The offbeat bride: Cori, Nanny
Her offbeat partner: Evan, Zipline Course Manager
Location & date of wedding: Foxboro Ranch Estates, Flagstaff, Arizona — August 29, 2009
What made our wedding offbeat: We got engaged on the top of a mountain in the spring and three months later were standing in a huge meadow surrounded by our family and friends getting married.
We didn't need a long engagement or a big show, we didn't feel the need to buck traditions but we also made no attempt to follow them. We chose to be married in Flagstaff because it had some of the great outdoors that we missed from home in Alaska. We had awesome local organic gluten free food, Fat Tire beer, Trader Joe's wine, and no dessert… because we didn't need it.
Our huge group of friends traveled everywhere from the far north and both sides of the ocean to be with us, and all of them dressed in vintage.
People showed up early to mingle and enjoy drinks and we were there to greet everyone. We all walked out together to the meadow and stood in a semi-circle while a friend performed the simple ceremony that we had created together. My sister stood by me and Evan's brother stood next to him. We spoke our own vows and promises, we didn't have any entrance/exit music.

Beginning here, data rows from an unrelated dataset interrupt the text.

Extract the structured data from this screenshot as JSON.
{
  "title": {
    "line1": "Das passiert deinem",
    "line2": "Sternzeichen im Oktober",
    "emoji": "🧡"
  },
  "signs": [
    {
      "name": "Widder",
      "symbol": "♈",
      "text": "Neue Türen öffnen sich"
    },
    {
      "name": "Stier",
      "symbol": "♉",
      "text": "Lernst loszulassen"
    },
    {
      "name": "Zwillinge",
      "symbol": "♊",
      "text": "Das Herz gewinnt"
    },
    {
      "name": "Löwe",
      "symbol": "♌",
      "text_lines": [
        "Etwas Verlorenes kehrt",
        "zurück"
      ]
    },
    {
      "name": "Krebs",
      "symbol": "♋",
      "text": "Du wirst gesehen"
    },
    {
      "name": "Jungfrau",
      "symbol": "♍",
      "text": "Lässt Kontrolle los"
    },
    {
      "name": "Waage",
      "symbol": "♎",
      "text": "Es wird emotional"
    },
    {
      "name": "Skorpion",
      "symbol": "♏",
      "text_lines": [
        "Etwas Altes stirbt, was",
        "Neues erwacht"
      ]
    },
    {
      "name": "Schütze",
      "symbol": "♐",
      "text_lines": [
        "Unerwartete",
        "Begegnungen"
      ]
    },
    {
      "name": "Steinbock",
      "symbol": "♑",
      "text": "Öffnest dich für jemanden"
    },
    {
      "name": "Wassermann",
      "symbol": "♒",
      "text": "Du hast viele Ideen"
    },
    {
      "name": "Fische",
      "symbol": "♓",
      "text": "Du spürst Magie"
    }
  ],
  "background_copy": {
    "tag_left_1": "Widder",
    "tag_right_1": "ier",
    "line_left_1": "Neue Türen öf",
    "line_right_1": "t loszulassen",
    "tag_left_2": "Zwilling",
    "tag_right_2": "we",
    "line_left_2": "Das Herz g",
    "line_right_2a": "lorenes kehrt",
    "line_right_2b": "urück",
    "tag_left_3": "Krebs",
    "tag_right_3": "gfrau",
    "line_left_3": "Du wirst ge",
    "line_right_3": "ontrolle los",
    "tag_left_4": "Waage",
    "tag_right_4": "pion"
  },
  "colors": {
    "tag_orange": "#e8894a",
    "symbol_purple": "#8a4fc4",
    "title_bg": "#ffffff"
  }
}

The rest of the evening was spent celebrating our union and the reunion of us all finally together again… with nonstop dancing to music from our wonderful DJ: the iBook G4.
Our biggest challenge: Our biggest challenge was dealing with the life issues we had to face in addition to planning a destination wedding in twelve weeks. We also had to stick to our budget of $6,000. When it would get too overwhelming it was time to take a step back and let go of things that were out of our control. I had to learn to delegate and reach out to my community of family and friends that were eager to help. Once we did that it was overwhelming how much support we were given.
Over half of the wedding guests (we only had seventy-six total) showed up the day before to help with everything from setup to running errands and creating DIY decorations. The day of they took over doing my hair and makeup, creating bouquets, bartending, and even surprised us with a limo ride home. Once we let go of things and chose not to stress or plan too much, it all just fell together perfectly. There ended up being so much meaning behind the individual things that it didn't matter at all if everything was perfect or not. It just took me awhile to realize that, and things were so much better once I did.
My favorite moment: I had no aisle to walk down. We were simply going out into the meadow and have everyone stand in a circle while the ceremony was performed. I followed the trailing crowd into the meadow arm in arm with my immediate family (my father, mother, and sister), instead of being walked out by just my father. Once we came to the edge of the circle it suddenly parted and I could see Evan standing in the middle smiling and waiting for me to come to him. It's the one of the most vivid moments I remember, as my mother split off and my sister followed as my father gave me away to the man I was about to marry. The feeling was unreal, the butterflies in my stomach fluttering excessively.
The whole ceremony with the sun filtering through the trees and being surrounded by the circle of unfailing love everyone had for each other and for us. I was absolutely blown away.
My offbeat advice: Always remember what your wedding day is about and who it is for: you. It's not a show for anyone else, not an evening of entertainment you provide, it's a celebration of an outward commitment that you and the one you love are making to each other. The best piece of advice I could give is to always be true to yourselves, don't control, let the little things go, and let the people that love you be involved.